Montrons d'abord l'Eden de l'alligator. Une rive basse et marécageuse borde le fleuve à perte de vue; c'est là que sous le chaud soleil, dans l'alluvion vaseux, l'animal dépose ses œufs et qu'il dort immobile pendant des journées entières.

Mais un bruit vient tout à coup troubler sa quiétude; il relève la tête et aperçoit son ennemi naturel occupé à fouiller le sable pour chercher ses œufs. Une douce satisfaction se reflète sur la figure de l'homme, car la récolte s'annonce bien.

Déjà le chercheur d'œufs est parti avec son panier plein. L'alligator va pouvoir continuer à dormir en paix. Hélas non! car encore une fois le sable a crié sous des pas. Ils sont deux à présent, un vieux solide accompagné d'un plus jeune. Fuyons!...

Trop tard, le chemin du fleuve est coupé, les chasseurs d'alligators connaissent leur métier et vont manœuvrer habilement. Cerné de deux côtés, le malheureux animal est saisi par quatre bras robustes, vivement retourné sur le dos, le ventre en l'air, et, tandis que le vieux, assis sur lui, maintient vigoureusement la tête, son compagnon attache les deux mâchoires au moyen d'une liane.

Une dernière ressource lui restera, c'est de verser toutes les larmes que lui prête la fable pour essayer d'attendrir son bourreau. Peine inutile, la captivité dans une ménagerie foraine ou la mort l'attendent.

Sa progéniture du moins aura-t-elle un meilleur sort? Pas davantage, car c'est encore dans un but de commerce que l'homme prendra soin de ses œufs et les fera éclore.

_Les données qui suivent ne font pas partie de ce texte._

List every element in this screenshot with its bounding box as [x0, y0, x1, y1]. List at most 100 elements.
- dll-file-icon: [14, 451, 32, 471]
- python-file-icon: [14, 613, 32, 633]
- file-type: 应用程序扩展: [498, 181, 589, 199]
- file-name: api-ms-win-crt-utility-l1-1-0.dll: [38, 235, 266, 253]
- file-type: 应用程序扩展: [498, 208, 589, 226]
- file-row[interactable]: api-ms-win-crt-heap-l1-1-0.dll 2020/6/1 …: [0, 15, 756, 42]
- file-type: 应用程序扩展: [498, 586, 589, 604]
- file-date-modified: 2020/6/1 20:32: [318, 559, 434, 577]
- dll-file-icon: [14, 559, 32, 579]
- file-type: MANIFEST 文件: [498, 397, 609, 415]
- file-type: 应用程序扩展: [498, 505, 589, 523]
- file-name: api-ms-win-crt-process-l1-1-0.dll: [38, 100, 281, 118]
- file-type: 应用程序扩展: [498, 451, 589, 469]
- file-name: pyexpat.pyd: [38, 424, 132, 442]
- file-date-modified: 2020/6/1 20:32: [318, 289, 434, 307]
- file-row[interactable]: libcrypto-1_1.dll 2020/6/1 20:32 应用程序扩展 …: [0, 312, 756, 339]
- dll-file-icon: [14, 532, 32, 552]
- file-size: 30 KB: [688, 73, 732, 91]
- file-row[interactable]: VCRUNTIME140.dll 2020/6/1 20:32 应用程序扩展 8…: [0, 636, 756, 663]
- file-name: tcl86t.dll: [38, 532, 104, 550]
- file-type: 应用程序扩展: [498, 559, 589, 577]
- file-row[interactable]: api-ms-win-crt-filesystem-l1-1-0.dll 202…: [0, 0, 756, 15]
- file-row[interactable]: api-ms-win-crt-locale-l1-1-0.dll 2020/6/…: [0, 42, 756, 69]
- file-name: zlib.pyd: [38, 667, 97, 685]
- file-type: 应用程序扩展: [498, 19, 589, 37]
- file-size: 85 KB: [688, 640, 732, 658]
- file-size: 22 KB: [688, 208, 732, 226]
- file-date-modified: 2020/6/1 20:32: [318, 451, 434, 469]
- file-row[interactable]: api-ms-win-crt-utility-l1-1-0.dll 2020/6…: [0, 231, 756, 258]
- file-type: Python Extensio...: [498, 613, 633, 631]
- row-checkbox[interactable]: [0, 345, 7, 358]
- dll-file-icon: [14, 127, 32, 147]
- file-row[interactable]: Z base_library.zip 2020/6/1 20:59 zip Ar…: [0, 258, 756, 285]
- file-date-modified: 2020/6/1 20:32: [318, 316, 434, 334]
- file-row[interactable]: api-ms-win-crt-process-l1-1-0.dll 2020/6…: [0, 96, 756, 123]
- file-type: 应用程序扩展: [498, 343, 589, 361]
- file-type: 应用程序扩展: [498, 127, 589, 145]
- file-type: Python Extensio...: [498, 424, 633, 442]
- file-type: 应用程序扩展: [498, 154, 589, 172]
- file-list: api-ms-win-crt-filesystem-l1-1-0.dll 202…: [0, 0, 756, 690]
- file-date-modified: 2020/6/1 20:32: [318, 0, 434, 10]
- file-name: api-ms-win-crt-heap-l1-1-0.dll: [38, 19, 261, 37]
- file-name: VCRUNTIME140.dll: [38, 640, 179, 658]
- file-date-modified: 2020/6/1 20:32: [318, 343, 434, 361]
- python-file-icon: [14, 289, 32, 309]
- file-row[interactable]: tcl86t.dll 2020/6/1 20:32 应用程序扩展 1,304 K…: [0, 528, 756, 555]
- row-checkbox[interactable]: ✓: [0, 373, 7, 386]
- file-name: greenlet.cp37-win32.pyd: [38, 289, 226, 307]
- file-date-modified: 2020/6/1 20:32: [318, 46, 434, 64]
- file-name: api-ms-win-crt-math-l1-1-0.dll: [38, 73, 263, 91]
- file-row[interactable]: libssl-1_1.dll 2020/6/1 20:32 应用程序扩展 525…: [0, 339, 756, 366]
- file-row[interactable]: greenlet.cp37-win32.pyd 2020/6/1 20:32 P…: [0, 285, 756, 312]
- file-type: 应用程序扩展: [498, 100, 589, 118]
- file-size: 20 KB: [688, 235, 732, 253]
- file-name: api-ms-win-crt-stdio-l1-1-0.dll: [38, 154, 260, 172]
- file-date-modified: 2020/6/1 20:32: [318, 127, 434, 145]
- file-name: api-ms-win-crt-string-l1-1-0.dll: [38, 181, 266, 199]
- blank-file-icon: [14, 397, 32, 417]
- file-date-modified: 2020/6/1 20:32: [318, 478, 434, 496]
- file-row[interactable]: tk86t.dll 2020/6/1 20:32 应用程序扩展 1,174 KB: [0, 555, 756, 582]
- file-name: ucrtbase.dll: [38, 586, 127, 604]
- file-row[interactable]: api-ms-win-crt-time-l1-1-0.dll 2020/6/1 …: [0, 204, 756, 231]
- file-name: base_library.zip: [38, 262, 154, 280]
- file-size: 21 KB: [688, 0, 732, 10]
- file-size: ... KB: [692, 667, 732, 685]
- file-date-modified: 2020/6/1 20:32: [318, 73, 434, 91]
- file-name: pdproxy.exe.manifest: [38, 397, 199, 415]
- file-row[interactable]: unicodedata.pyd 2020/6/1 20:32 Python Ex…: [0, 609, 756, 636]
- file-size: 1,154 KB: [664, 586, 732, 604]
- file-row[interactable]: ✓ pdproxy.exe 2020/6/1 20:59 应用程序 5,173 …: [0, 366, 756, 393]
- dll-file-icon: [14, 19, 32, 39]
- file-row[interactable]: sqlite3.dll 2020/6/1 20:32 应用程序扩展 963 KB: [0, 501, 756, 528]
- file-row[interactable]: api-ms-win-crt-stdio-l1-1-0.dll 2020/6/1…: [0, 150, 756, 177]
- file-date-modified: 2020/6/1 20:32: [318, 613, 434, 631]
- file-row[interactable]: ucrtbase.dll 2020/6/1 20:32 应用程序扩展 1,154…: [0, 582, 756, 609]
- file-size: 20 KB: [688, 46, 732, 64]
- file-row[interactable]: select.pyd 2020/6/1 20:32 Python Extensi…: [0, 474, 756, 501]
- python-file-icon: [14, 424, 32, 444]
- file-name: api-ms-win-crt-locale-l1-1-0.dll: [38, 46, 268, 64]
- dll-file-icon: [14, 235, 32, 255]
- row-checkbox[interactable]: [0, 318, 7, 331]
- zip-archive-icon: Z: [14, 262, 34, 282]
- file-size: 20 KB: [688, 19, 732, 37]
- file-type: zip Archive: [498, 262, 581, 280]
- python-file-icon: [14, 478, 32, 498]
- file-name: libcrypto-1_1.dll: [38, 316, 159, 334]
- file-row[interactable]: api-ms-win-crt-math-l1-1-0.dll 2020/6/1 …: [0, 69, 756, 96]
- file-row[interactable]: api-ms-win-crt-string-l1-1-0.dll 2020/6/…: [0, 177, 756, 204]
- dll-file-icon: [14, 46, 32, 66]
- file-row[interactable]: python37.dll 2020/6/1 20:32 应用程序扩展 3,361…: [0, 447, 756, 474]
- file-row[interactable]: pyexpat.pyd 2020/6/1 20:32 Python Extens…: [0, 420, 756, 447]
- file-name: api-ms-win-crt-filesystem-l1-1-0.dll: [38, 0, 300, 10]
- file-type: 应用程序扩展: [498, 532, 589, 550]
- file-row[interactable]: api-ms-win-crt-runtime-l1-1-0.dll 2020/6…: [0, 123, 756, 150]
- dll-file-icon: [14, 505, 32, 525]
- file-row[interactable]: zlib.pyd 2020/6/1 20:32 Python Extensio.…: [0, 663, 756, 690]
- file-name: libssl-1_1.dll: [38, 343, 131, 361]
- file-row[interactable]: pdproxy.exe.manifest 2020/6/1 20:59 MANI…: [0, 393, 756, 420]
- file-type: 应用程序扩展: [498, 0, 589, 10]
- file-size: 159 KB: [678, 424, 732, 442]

Les petits qui en sortiront seront mis dans un seau transformé en aquarium et tous les matins portés à travers les rues jusqu'à ce que quelque petit garçon séduit par leur gentillesse achète l'un d'eux: il deviendra alors, peut-être, le singulier favori que nous vous voyons sur notre dessin.

Le petit garçon est nonchalamment assis devant le seuil de la maison, une jambe étendue, l'autre ramenée vers lui, tandis que son alligator familier est couché dans une pose d'abandon, frottant câlinement son gros et rude museau sur le genou de l'enfant. Singulier favori, en vérité, qui pourrait bien se transformer un beau jour en bête féroce. Heureusement, l'empailleur est là: pardon, le taxidermiste. La pipe à la bouche, ses lunettes de pseudo-savant sur le nez, celui-là aussi gagnera sa vie avec l'alligator. Il va leur rendre la vie, presque le mouvement, en les montant, dans les attitudes les plus diverses, sur des planchettes de bois, à la grande joie des amateurs et des enfants.